Friday, June 30, 2017

Evolution God

My heads been a lot of different places lately.  Sometimes I wish I was a full time writer.  I get these thoughts in my head and I just want to explore them.  But I don't always have time to do so.

I like to investigate.  I like to know why things are the way they are.  I like to know the potential different outcomes of things if you do them one way or another.

A couple weeks ago I started an online certification program to become a Primal Health Coach.  For over a year now I've changed what I've been eating and have lost about 30 pounds of body fat.  Mostly by eating more fat and less carbage.  I say carbage because not all carbs are bad for you, but all carbs can keep you from losing body fat.  Over the past year, I've helped or provided inspiration and encouragement to several people who've collectively lost well over a TON of weight.  Literally.  I'll never get tired of hearing success stories.  They come almost everyday now.  Including one recently who's just reversed all markers for type 2 diabetes.

I thought this course was going to be a breeze and I'd simply be adding "certified" to what I already know.  Wrong.  It's fairly challenging.  There are parts of the course that teach about genes, the history of human kind, evolution of our species and lots of other things too.  It really got me thinking about what happened 20,000 thousand years ago when someone sick.  They most likely died.  That was part of life.  Death.  I think we don't really give to much thought about that today.  Death is something we don't have to worry about till someone gets old.

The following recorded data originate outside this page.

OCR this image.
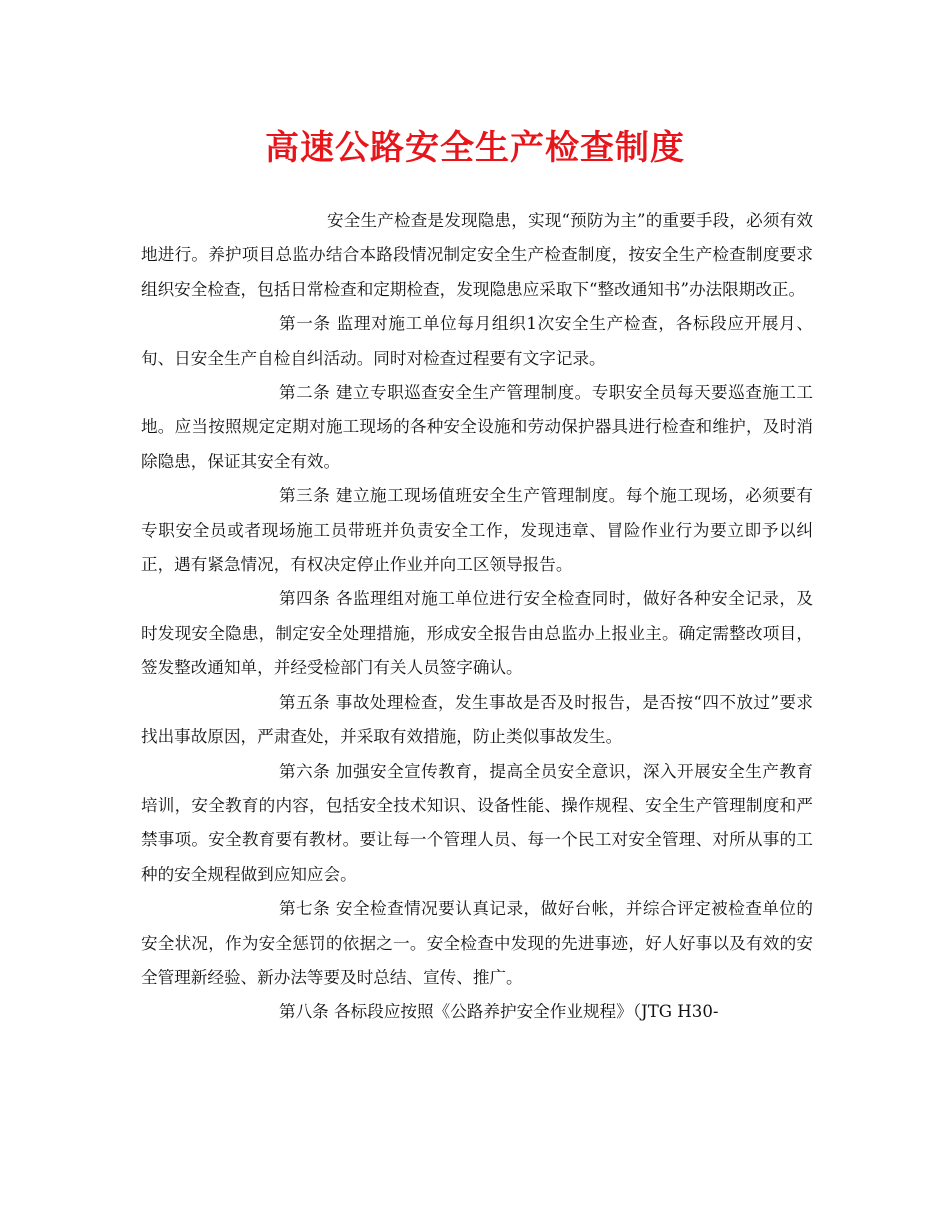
高速公路安全生产检查制度

安全生产检查是发现隐患，实现“预防为主”的重要手段，必须有效地进行。养护项目总监办结合本路段情况制定安全生产检查制度，按安全生产检查制度要求组织安全检查，包括日常检查和定期检查，发现隐患应采取下“整改通知书”办法限期改正。

第一条 监理对施工单位每月组织1次安全生产检查，各标段应开展月、旬、日安全生产自检自纠活动。同时对检查过程要有文字记录。

第二条 建立专职巡查安全生产管理制度。专职安全员每天要巡查施工工地。应当按照规定定期对施工现场的各种安全设施和劳动保护器具进行检查和维护，及时消除隐患，保证其安全有效。

第三条 建立施工现场值班安全生产管理制度。每个施工现场，必须要有专职安全员或者现场施工员带班并负责安全工作，发现违章、冒险作业行为要立即予以纠正，遇有紧急情况，有权决定停止作业并向工区领导报告。

第四条 各监理组对施工单位进行安全检查同时，做好各种安全记录，及时发现安全隐患，制定安全处理措施，形成安全报告由总监办上报业主。确定需整改项目，签发整改通知单，并经受检部门有关人员签字确认。

第五条 事故处理检查，发生事故是否及时报告，是否按“四不放过”要求找出事故原因，严肃查处，并采取有效措施，防止类似事故发生。

第六条 加强安全宣传教育，提高全员安全意识，深入开展安全生产教育培训，安全教育的内容，包括安全技术知识、设备性能、操作规程、安全生产管理制度和严禁事项。安全教育要有教材。要让每一个管理人员、每一个民工对安全管理、对所从事的工种的安全规程做到应知应会。

第七条 安全检查情况要认真记录，做好台帐，并综合评定被检查单位的安全状况，作为安全惩罚的依据之一。安全检查中发现的先进事迹，好人好事以及有效的安全管理新经验、新办法等要及时总结、宣传、推广。

第八条 各标段应按照《公路养护安全作业规程》（JTG H30-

And when someone dies young we are all in shock.

We are God.  A few years ago when we were considering IVF (look it up if you don't know), I made the statement that it seems as though it's like playing God and I wasn't comfortable with that.  If God wanted us to have kids, we'd be able to have kids naturally.  Looking back on that, what an asinine statement that was.  What do we do when we get a headache?  Take Tylenol.  What do we do what we break a bone?  Get a cast put on.  What do we do when we get cancer?  Seek treatment.  We have the advantages in todays civilized world to treat whatever ailments fall upon us.  Isn't that also playing God?  Or was the creation of all these advancements to heal our bodies by design from God?

But throughout human history, death was a part of everyday life.  Like headaches and colds are today.  That was normal.  We weren't supposed to survive.  And that's how we thrived.  Only those with  the right genetic makeup survived to reproduction age.  And those genes were passed down.  It took hundreds of thousands of years for those with strong genes to flourish.   The human race would migrate to a new area.   Some people just couldn't survive there.  But some could.  And those genes would carry on.

But today, we don't have the selection pressure.  We live in climate controlled houses.  We buy food from grocery stores.  We drive to work.  In fact, the main reason you work is to make money to buy your food and shelter instead of working and creating it for yourself.  You pay for someone else to provide it for you.  This leads to society.  Economy.  Community.  We are Gods, creating our environment.  All the while living an artificial life.

An artificial life?  Yeah.  Most of us should be dead already.  But because of these advancements in technology and medicine we've been able to stay alive long after the natural world says we should.  In some ways this can be good, in other ways I don't think it's so good.

Vaccines.  Many people get vaccinated so they don't get sick from diseases that otherwise would have killed them.  Like polio, measles, and smallpox.  This is great, it keeps people from contracting this disease and in many cases with minimal side effects.  Though some would argue what those side effects entail.

History is fascinating.  Take a look at this graph.  Grains were first discovered as use for food about 10,000 years ago.  This removed a lot of pressure to hunt and gather food.  Of course though, grains were much healthier at that time.  They aren't the genetically modified unhealthy grains from dwarf wheat that we have today.  All of the sudden when food was a plenty, advancement began.  And it's snowballed over the past few hundred years.  Can we sustain this advancement?  OR should we just stop and let it sit for awhile.


This is where I may get some weird looks if I haven't already.  For the most part, in the developed world, we are great at keeping people alive.  But why?  Just so they can die later anyway?  When I was 7 I broke my leg.  I should have died.  And that would have been fine if it was thousands of years ago.  I made a stupid decision and was jumping off of things I shouldn't have.  And the consequence of making a stupid decision would have been death.  I may have lived a little while, but the odds that I'd be able to survive would be bleak.   What's the point of staying alive just a little bit longer?  It used to be survival.  That was the point.  But we've got survival down pretty good.  Where are we going?

This isn't a natural world anymore.  Yes, everything comes from this world.  But that doesn't mean it should have happened.

We won't stop.  History won't stop.  This is a new world.  We are adapting.  But are we adapting fast enough?  We are the same human race.  Are we even designed to live in this new world?  Or are things like CRISPR going to change the human race?

So there you have it.  That's what's been in my head.  At least a small portion of my head.  Till another thought evolves.